In response, MTU leveraged its own healthy financial position to join Sumitomo Corp of Japan in a joint venture to support airlines with financing of their spare engines. The company, Sumisho Aero Engine Leasing (SAEL), became a subsidiary of Sumitomo Mitsui Finance and Leasing (SMFL) in April after SMFL acquired 65% of its shares. Expansion of SAEL’s activities is planned.
Ben-Kraiem said the engine sale and leaseback option that SAEL offers customers has proven popular, even with large renowned carriers. MTU has a 10% share in the venture.
“We always take the MRO perspective,” he said. “If we can make a reasonable offer on the financing side to support an operator who enters into a long-term engine MRO relationship with us, then we are generating business for the company and supporting the customer as well.”
Working through SAEL and MTU Maintenance Lease Services, a further 80/20 joint venture with Sumitomo specialising in spare engine support and asset management, has given MTU its own unique outlook on leasing, he said. Where a lessor will typically focus on the lease transaction, MTU looks at the bigger maintenance-related picture. “That makes us behave in support of the lease with attractive rates.
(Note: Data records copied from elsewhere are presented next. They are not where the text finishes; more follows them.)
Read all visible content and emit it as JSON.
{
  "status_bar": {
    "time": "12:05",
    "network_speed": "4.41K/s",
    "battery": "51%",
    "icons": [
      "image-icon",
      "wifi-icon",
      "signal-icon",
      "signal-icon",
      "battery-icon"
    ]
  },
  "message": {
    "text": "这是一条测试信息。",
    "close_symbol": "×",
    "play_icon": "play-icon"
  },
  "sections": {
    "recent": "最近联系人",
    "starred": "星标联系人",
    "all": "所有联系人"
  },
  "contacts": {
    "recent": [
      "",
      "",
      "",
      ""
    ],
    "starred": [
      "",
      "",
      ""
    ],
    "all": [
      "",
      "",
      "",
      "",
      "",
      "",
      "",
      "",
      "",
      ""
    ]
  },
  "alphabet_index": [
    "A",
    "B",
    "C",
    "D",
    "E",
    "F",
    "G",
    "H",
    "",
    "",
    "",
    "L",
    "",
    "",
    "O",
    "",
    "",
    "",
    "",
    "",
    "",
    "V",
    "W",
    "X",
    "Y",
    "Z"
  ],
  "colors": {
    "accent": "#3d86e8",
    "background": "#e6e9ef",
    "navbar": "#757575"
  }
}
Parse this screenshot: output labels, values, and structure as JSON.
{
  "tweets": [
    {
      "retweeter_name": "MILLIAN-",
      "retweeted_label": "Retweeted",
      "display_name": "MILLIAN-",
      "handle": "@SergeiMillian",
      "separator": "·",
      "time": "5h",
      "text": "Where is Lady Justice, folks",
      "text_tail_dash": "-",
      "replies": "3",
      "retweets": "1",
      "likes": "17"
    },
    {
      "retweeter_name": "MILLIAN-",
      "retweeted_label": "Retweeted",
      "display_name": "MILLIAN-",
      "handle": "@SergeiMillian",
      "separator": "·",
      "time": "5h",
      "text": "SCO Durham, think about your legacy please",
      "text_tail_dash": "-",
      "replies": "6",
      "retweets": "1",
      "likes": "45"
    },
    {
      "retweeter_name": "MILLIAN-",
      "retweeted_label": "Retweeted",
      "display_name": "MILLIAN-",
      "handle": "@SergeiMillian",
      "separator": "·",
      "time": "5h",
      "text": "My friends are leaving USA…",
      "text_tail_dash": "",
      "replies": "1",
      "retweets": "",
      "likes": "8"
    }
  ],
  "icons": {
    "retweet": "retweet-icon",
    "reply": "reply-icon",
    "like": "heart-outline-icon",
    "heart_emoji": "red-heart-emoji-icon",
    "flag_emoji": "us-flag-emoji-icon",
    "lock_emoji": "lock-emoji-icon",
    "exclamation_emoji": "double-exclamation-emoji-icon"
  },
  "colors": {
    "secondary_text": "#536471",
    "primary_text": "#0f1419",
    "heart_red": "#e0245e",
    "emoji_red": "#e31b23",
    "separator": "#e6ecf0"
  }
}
“We think the future will go more and more in that direction. We see lessors increasingly as important business partners and customers; that’s why we’re looking to open new offices in Singapore and Dublin – so we can be close to the leasing community there.”
At the same time, he said, the company keeps close tabs on the needs of its MRO customers and airlines. A tangible result for the Middle East will be a new MTU Maintenance office in Dubai.
“We want to be here in the region to bring customer support closer to our customers; to be responsive to this dynamic and very demanding market,” said Ben-Kraiem. “Our commitment is to be where the market requires us.”